Hope I could clear some doubts. It’s all relevant lore stuff, some of it is outright stated by the games but for the rest, you have to build your own answers from what the games are trying to tell you. The clues to make it all fit with the context of the older games are all there though, and you can do a nice job at it…
That’s incredible how so much people (including Valliant) have heard or have access to this, literally the way to engineer the perfect clone assassins imo
I think it should’ve been made canon that it had been destroyed or kept as a deep secret or else it could make the whole universe as cheap and doable anywhere by anyone
Urban legend stuff. Everyone knows about it but nobody knows if it’s really true or not because there’s no confirmed proof on the public record, just like with the ICA itself.
For a real life example of such, it was the same with Area 51 until the government confirmed its existence.
It looses its mystique when everyone knows it and talks about it. Another problem I had with Absolution’s story is how they portrayed the ICA or the fact that they portrayed it at all. It was shrouded in mystery in 4 games, and it took only one game to show that they are just a bunch of generic power hungry mo-rons. Sometimes it’s best just to let the reader / watcher etc. use their own imagination.
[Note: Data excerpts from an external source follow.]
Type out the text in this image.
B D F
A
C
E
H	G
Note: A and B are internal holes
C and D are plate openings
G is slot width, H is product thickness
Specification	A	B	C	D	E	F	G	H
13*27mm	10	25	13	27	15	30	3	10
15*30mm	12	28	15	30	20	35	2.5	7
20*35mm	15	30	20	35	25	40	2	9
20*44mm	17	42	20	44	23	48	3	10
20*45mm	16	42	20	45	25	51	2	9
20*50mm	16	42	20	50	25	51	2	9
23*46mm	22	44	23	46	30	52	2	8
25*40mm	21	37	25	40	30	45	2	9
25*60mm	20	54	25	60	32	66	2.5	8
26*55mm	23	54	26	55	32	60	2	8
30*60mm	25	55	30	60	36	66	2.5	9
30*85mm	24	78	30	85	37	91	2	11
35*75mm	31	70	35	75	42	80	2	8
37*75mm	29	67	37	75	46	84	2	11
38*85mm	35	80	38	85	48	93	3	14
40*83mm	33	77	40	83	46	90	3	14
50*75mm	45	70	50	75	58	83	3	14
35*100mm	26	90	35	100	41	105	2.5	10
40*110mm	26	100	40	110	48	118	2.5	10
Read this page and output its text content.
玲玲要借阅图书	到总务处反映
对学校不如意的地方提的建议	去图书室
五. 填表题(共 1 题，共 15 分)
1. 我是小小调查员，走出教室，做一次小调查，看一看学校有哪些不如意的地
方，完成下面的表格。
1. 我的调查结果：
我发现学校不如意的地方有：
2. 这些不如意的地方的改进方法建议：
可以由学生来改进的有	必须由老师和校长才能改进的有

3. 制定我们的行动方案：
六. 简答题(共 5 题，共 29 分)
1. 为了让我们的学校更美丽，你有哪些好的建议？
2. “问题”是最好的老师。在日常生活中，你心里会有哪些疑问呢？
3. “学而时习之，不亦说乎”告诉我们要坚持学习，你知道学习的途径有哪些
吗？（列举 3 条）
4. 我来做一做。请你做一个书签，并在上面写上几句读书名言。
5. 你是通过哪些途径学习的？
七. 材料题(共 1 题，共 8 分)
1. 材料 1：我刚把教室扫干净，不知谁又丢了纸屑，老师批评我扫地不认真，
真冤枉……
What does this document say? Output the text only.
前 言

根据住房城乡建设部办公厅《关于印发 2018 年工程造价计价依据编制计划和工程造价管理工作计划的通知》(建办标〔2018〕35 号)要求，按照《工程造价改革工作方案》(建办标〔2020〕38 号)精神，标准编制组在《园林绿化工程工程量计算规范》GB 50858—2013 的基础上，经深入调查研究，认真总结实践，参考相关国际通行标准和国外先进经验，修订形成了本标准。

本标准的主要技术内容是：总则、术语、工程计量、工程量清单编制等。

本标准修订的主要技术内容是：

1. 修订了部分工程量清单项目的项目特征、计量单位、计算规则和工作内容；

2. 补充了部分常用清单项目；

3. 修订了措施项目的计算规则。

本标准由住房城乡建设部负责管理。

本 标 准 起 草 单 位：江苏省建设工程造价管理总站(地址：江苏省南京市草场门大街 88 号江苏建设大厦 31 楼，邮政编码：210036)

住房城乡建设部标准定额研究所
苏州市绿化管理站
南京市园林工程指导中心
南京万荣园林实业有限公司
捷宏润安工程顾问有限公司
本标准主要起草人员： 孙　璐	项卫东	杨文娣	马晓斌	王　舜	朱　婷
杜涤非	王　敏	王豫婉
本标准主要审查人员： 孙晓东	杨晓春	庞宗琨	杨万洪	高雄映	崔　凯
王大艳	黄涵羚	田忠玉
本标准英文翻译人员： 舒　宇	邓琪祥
Well, to be fair, it was understandable for someone like Blake Dexter to know about ICA since he’s part of the wealthy class who pass along such info to each other, and he’s used them before; it’s strongly implied that he was 47’s client in the Sniper preorder bonus. But as for everyone else, Diana did expose a lot of the agents and so, while it wasn’t the global leak that happened after End of an Era, a lot more people learned about the rumors of ICA at least. And the ICA members we see are working under Travis in the North American branch, and everything indicates that they were basically one step away from going rogue on the rest of the organization, so what we see of ICA’s actions in Absolution are not typical. Also, the fact that everyone knows cloning is a thing that can really be done by the time of Blood Money likely contributed to the urban legend of the “super assassin killer clone Agent 47,” and along with him, the “mythical” ICA. People apparently knew about Providence too, but believed it was just a theory. The Devil’s greatest trick and all that.